In a wild and crazy game with lots of long cold streaks on both sides, a sophomore guard came up huge for Sherman in the final seconds on Saturday night.
As Mount Pleasant worked for the game-winning shot, Banner Sullivan intercepted a pass and hit the go-ahead free throw with 6.3 seconds left as the Bearcats won the Sherman Holiday Invitational for only the second time in 11 tries, 50-49.
How streaky was Saturday’s final?
The Bearcats (8-5) were just 6-of-25 from the field in the first half as they trailed by 12 points at the half. Then they outscored Mount Pleasant by a 21-1 margin in the third quarter and held the Tigers without a bucket until the 5:35 mark of the fourth.
“That’s the first time this year I saw a resemblance to last year’s team,” Sherman head coach Greg Nix said. “When we went through those stretches last year where we couldn’t score, we could always play defense.
“Tonight, you could tell it was bothering the kids that we couldn’t get them to fall. We came back, played defense in the third quarter and rebounded better, and that was key.”
Sherman led by as much as 12 points before Daundra Fields, who led Mount Pleasant with 17 points, got a three-point play to spark the Tigers, and they battled back.
Fields hit a 3-pointer from the left corner, then after a Sherman turnover, Dexter Roberson got an inside basket to cut the margin to two.
After Sullivan made a free throw with 1:11 to go, Mount Pleasant’s Keenan Brown nailed a 3 from the top of the key, tying the game at 49.

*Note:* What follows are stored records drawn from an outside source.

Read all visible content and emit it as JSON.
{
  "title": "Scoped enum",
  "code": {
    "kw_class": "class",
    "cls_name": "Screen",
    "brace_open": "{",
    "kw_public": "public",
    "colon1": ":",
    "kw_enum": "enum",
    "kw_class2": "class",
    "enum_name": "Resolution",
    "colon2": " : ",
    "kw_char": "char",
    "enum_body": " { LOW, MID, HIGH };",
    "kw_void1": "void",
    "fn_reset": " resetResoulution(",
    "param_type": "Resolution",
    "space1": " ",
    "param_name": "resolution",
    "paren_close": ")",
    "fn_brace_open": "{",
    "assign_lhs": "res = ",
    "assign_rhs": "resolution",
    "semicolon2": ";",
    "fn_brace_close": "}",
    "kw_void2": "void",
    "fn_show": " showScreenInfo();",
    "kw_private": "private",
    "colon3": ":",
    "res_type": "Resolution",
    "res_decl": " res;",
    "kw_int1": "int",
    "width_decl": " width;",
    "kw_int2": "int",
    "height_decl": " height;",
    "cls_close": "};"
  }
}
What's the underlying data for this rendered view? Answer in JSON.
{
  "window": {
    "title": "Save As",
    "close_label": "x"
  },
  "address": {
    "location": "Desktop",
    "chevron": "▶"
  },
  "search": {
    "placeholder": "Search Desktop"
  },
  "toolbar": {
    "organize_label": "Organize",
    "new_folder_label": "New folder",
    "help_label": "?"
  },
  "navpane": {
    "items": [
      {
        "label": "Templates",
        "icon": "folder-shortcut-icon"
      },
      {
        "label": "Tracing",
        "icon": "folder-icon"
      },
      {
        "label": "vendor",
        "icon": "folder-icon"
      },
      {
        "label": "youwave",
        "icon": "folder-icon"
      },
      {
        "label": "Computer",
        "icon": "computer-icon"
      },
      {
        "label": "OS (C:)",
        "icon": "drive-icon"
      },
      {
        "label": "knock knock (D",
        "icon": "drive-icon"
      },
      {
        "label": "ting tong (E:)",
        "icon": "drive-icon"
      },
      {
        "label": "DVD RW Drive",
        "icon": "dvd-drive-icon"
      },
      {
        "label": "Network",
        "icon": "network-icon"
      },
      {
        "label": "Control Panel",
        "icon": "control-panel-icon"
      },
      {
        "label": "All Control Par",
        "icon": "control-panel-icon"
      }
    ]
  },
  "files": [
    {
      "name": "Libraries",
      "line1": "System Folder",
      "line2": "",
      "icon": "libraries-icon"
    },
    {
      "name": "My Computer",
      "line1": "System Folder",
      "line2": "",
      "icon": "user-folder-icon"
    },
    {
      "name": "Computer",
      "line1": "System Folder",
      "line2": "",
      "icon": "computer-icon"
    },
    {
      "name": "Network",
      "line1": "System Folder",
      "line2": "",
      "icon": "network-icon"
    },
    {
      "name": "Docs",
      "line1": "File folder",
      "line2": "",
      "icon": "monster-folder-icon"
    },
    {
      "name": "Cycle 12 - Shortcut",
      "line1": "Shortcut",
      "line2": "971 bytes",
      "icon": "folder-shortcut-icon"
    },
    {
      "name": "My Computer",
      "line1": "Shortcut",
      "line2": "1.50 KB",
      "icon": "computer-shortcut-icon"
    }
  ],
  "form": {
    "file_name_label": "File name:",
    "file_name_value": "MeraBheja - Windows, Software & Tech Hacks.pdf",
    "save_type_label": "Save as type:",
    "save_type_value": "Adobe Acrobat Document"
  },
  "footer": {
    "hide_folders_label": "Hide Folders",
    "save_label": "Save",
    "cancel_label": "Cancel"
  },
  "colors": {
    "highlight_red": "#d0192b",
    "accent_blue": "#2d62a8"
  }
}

Then Tiger Andrew Flanagan came up with a steal, and the Tigers were able to hold for a last shot — until a Mount Pleasant player threw the ball right to Sullivan, who was immediately fouled.

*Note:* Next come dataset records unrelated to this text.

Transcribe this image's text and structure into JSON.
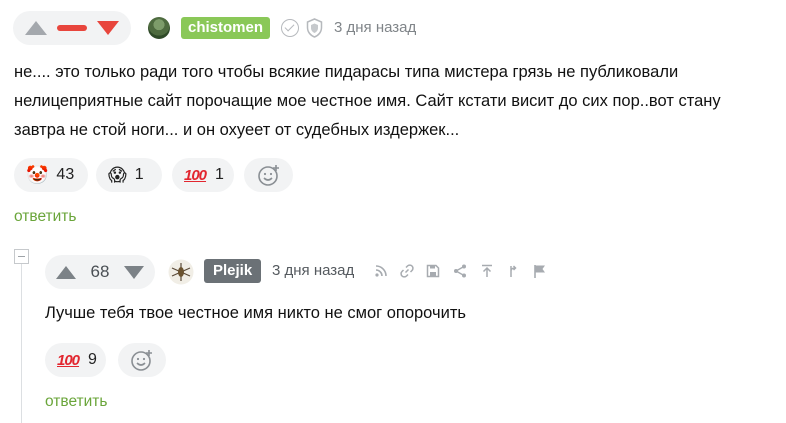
{
  "top_comment": {
    "username": "chistomen",
    "time": "3 дня назад",
    "text": "не.... это только ради того чтобы всякие пидарасы типа мистера грязь не публиковали нелицеприятные сайт порочащие мое честное имя. Сайт кстати висит до сих пор..вот стану завтра не стой ноги... и он охуеет от судебных издержек...",
    "reactions": [
      {
        "icon": "clown-emoji",
        "count": "43"
      },
      {
        "icon": "scared-face-emoji",
        "count": "1"
      },
      {
        "icon": "hundred-points-emoji",
        "label": "100",
        "count": "1"
      }
    ],
    "reply_label": "ответить"
  },
  "nested_comment": {
    "score": "68",
    "username": "Plejik",
    "time": "3 дня назад",
    "text": "Лучше тебя твое честное имя никто не смог опорочить",
    "reactions": [
      {
        "icon": "hundred-points-emoji",
        "label": "100",
        "count": "9"
      }
    ],
    "reply_label": "ответить"
  },
  "colors": {
    "accent_green": "#8ac858",
    "link_green": "#6aa53a",
    "downvote_red": "#e8453c",
    "grey_tag": "#6b7176"
  }
}
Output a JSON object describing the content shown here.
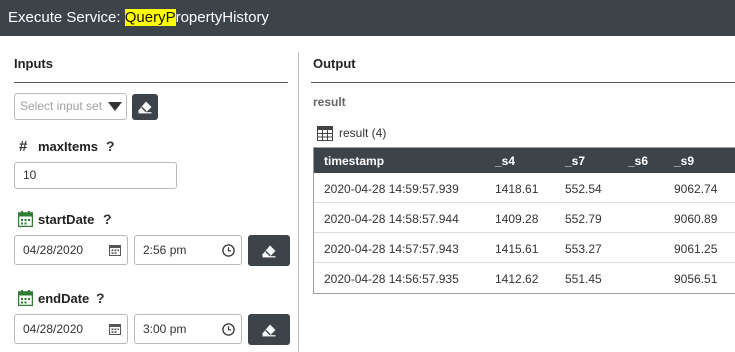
{
  "title": {
    "prefix": "Execute Service: ",
    "highlight": "QueryP",
    "suffix": "ropertyHistory"
  },
  "inputs": {
    "heading": "Inputs",
    "input_set_placeholder": "Select input set",
    "fields": {
      "maxItems": {
        "label": "maxItems",
        "help": "?",
        "value": "10"
      },
      "startDate": {
        "label": "startDate",
        "help": "?",
        "date": "04/28/2020",
        "time": "2:56 pm"
      },
      "endDate": {
        "label": "endDate",
        "help": "?",
        "date": "04/28/2020",
        "time": "3:00 pm"
      }
    }
  },
  "output": {
    "heading": "Output",
    "subheading": "result",
    "result_caption": "result (4)",
    "columns": [
      "timestamp",
      "_s4",
      "_s7",
      "_s6",
      "_s9"
    ],
    "rows": [
      [
        "2020-04-28 14:59:57.939",
        "1418.61",
        "552.54",
        "",
        "9062.74"
      ],
      [
        "2020-04-28 14:58:57.944",
        "1409.28",
        "552.79",
        "",
        "9060.89"
      ],
      [
        "2020-04-28 14:57:57.943",
        "1415.61",
        "553.27",
        "",
        "9061.25"
      ],
      [
        "2020-04-28 14:56:57.935",
        "1412.62",
        "551.45",
        "",
        "9056.51"
      ]
    ]
  },
  "colors": {
    "header_bg": "#3d4449",
    "highlight": "#ffff00",
    "calendar_icon": "#2e7d32"
  },
  "icons": [
    "eraser-icon",
    "hash-icon",
    "calendar-icon",
    "clock-icon",
    "table-icon",
    "chevron-down-icon"
  ]
}
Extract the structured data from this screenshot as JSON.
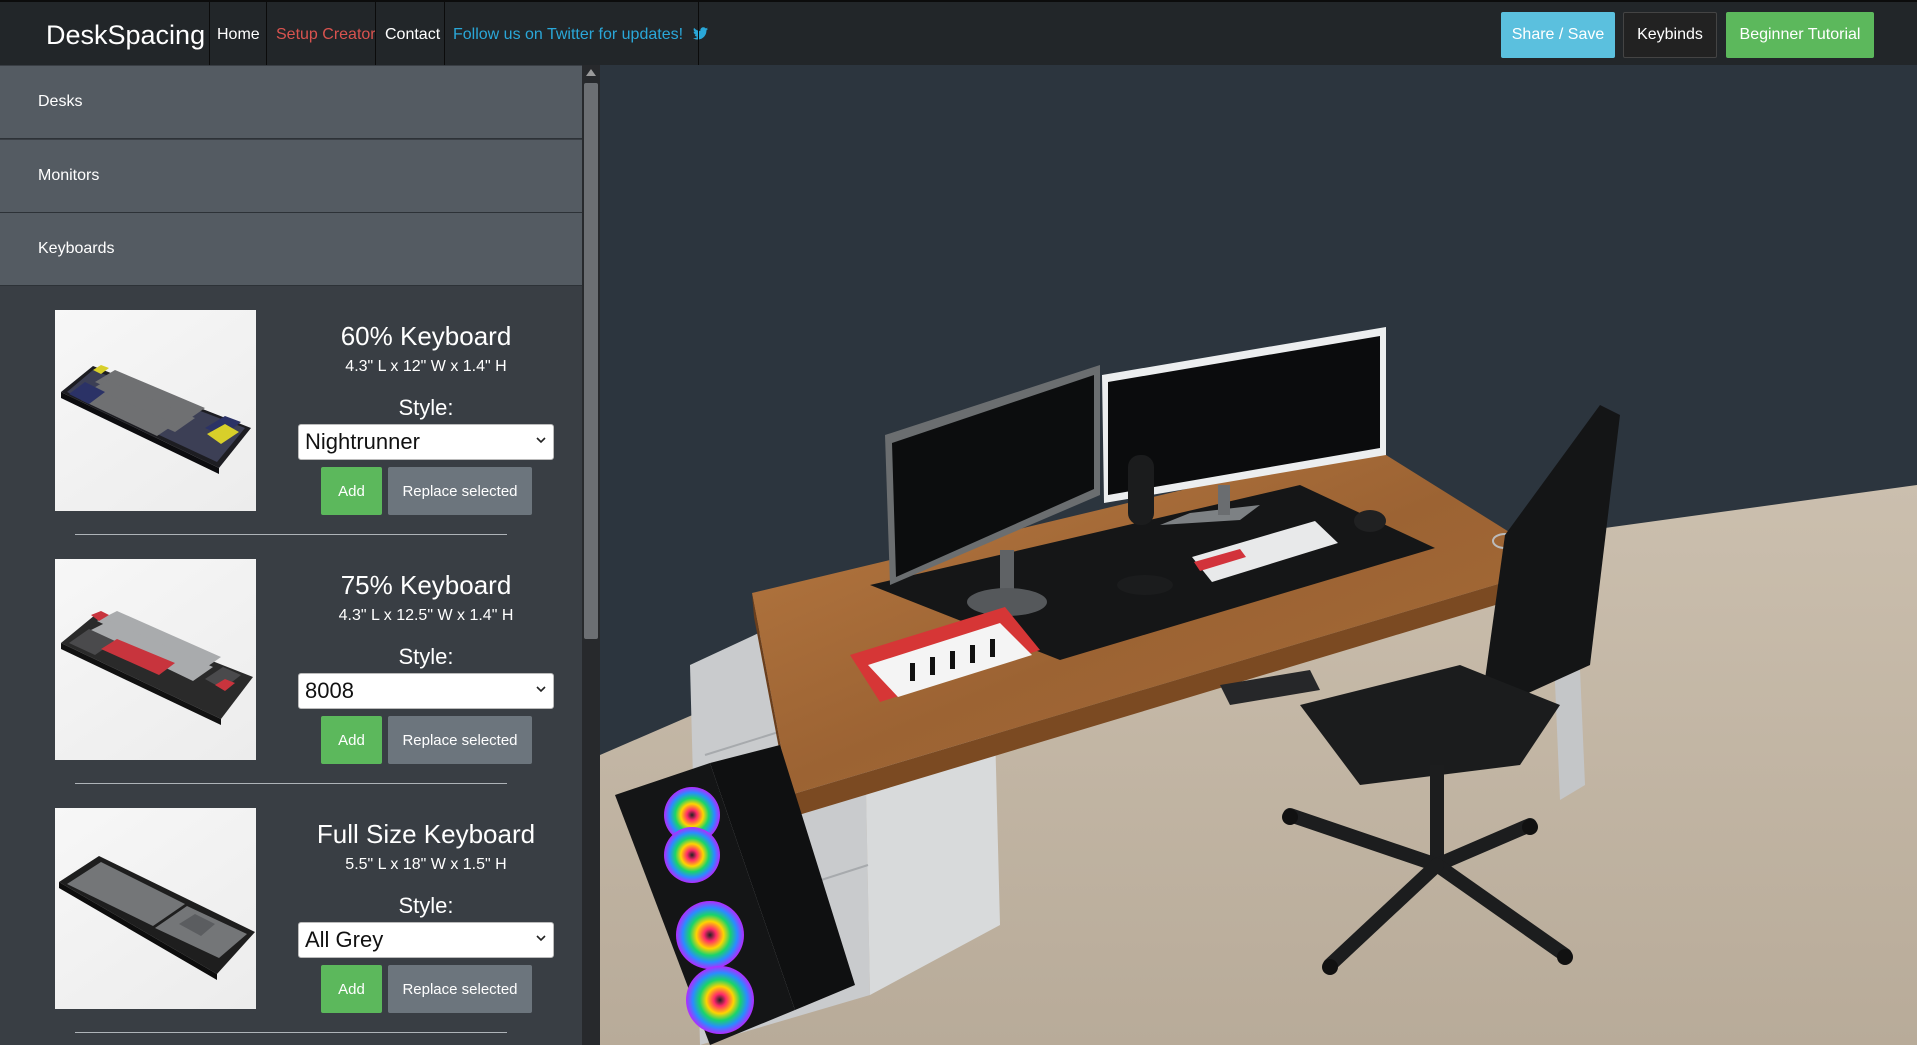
{
  "navbar": {
    "brand": "DeskSpacing",
    "links": {
      "home": "Home",
      "setup_creator": "Setup Creator",
      "contact": "Contact",
      "twitter": "Follow us on Twitter for updates!"
    },
    "buttons": {
      "share": "Share / Save",
      "keybinds": "Keybinds",
      "tutorial": "Beginner Tutorial"
    }
  },
  "sidebar": {
    "categories": [
      "Desks",
      "Monitors",
      "Keyboards"
    ],
    "style_label": "Style:",
    "add_label": "Add",
    "replace_label": "Replace selected",
    "items": [
      {
        "title": "60% Keyboard",
        "dims": "4.3\" L x 12\" W x 1.4\" H",
        "style": "Nightrunner"
      },
      {
        "title": "75% Keyboard",
        "dims": "4.3\" L x 12.5\" W x 1.4\" H",
        "style": "8008"
      },
      {
        "title": "Full Size Keyboard",
        "dims": "5.5\" L x 18\" W x 1.5\" H",
        "style": "All Grey"
      }
    ]
  },
  "colors": {
    "navbar_bg": "#222629",
    "sidebar_bg": "#393e44",
    "category_bg": "#545b62",
    "scene_bg": "#2c353e",
    "active_link": "#d9534f",
    "twitter": "#2aa7d8",
    "share_btn": "#5bc0de",
    "tutorial_btn": "#5cb85c",
    "add_btn": "#5cb85c",
    "replace_btn": "#6c757d"
  },
  "icons": [
    "twitter-icon",
    "select-caret-icon",
    "scroll-up-arrow-icon"
  ]
}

Sullivan missed the front end of a two-shot opportunity, but made the all-important second one to give Sherman the lead.
The Bearcats forced Flanagan into a 30-foot heave at the buzzer that hit the rim and fell away, giving the tournament crown to the Cats.
Ty Williams led Sherman with 15 points and seven rebounds, while Tre’ Mask finished with 14 points, eight boards and five steals. J’Lynn Thompson, who had 34 earlier in the day in the semifinals, settled for an 11-point outing.
“We’re looking for that third guy,” Nix said. “Everyone in the district knows about J’Lynn and Tre’, but Banner and Ty are both becoming viable options. Hitting open shots, moving the basketball, helping with the ballhandling. Both of them are getting better defensively.”
The Bearcats could hardly buy a bucket in the first half as Mount Pleasant (4-9) scored the first eight points and led 17-6 after one quarter, but Sherman was able to stay afloat with better defense and Mask’s seven points to keep it within 27-15 at the break.
The same lid that seemed to be on the goal for Sherman in the first half stayed on for the Tigers in the third period, and Mount Pleasant was 0-for-8 from the floor as the Bearcats zoomed into the lead.
Williams had seven points and Mask five, and Sullivan and Thompson each hit 3-pointers at the end of the quarter to give the Cats a 36-28 advantage.
“There were two or three trips in a row where Ty got a rebound and a putback, or a rebound and a foul,” Nix said. “Everybody started feeding off that energy.”
The Bearcats advanced to the finals earlier on Saturday with a 78-62 win over a strong McKinney North junior varsity squad behind Thompson’s 34 points.
Mask had a double-double with 14 points, 10 rebounds and six steals, Sullivan also scored 14 points, and Williams finished with 10 points and seven boards.
The Bearcats spotted North a 7-0 lead before Mask heated up with a pair of 3-pointers to lead Sherman back, and Thompson and Sullivan shouldered the load in the second period with nine and eight points respectively as Sherman led at the half, 37-30.
The Bulldogs stayed in sight by raining seven 3-point baskets in the second half, but Thompson took over the game with 13 of his points in the third quarter and North never got closer than 10 points in the final eight minutes.
“I think we’re starting to get a little bit better conditioning,” Nix said. “We’re going to overcome those seven or eight games we canceled. It’s not so much missing those games, it’s missing being on the floor for eight or nine days.”